Friday came and he still had one more surgical case to go at 5:30 and dinner was at 7:00. There would be no dinner, no date night. He didn’t get home until 10:00 pm.
This isn’t an isolated incident. It is something we encounter on a regular basis and have for more than a decade. William Osler observed over 100 years ago that “medicine is a jealous mistress; she will be satisfied with no less.” There is certainly some truth to that!
And while I may be accustomed to the feeling of disappointment when the hospital calls and interrupts, or overthrows plans, that doesn’t mean I am immune to it.
When it comes to any feeling there are four things we can do with them: resist, react, avoid, or allow. The majority of us employ one of the first three as a way to cope with negative feelings we don’t want to feel. Allowing an emotion is a skill that we have to learn and practice, and then practice some more.
I wanted to be disappointed.
I didn’t want to disappoint myself.
There is a distinct difference between these two types of disappointment.

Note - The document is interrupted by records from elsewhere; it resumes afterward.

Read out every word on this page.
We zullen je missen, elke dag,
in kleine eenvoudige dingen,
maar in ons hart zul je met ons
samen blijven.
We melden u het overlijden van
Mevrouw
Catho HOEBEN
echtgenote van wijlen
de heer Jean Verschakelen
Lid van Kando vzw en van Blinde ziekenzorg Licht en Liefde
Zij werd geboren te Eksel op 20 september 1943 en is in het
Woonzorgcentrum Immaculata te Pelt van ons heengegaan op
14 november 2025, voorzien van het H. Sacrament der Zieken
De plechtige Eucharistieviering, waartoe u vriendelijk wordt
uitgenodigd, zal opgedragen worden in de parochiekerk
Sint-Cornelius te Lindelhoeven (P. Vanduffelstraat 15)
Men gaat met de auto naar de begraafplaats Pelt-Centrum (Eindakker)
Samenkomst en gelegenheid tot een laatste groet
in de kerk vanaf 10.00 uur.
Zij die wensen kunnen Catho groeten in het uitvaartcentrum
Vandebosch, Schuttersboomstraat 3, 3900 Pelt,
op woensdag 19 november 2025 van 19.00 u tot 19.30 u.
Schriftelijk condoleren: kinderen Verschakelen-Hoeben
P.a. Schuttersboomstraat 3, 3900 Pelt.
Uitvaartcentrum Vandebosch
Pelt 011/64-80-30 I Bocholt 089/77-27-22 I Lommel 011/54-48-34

In the past my disappointment would lead to avoiding the feeling and then engaging in behaviors that created disappointment in myself. I would compound the emotional disappointment I was feeling by procrastinating things that would give me a sense of accomplishment and real joy, for things that would give me temporary relief and numb my senses. It looked like binge watching Netflix, or binge eating things I knew wouldn’t make me feel good in the morning. The result being I was disappointed in myself the next day when my clothes didn’t fit as well and the project still needed to be done.
What do you do when you are disappointed? Do you know?
In Charles Duhigg’s book The Power of Habit, he proposes that “more than 40 percent of the actions people perform each day aren’t actual decisions but habits. They are the choices that all of us deliberately make at some point, and then stop thinking about but continue to do.” And these habits “can emerge outside our consciousness, or can be deliberately designed. They often occur without our permission, but can be reshaped by fiddling with their parts.”
The part of my habit that I wanted to fiddle with wasn’t my thoughts, and it wasn’t my feeling, it was the way I behaved while disappointed.
My old habit would give me momentary relief from my disappointment about a situation completely outside of my control, but it created a new disappointment that, in my opinion, was worse: disappointment in myself. That is something I have complete control over.
Here are the four questions I asked myself that evening and have incorporated into my practice as I learn to allow negative emotions:
- What do I want to do?
- Does it have a negative side effect?
- Does it serve my goals and desires?
- How do I want to feel in the morning?
I can be disappointed without disappointing myself.
I can feel negative emotions, without making choices that have negative consequences.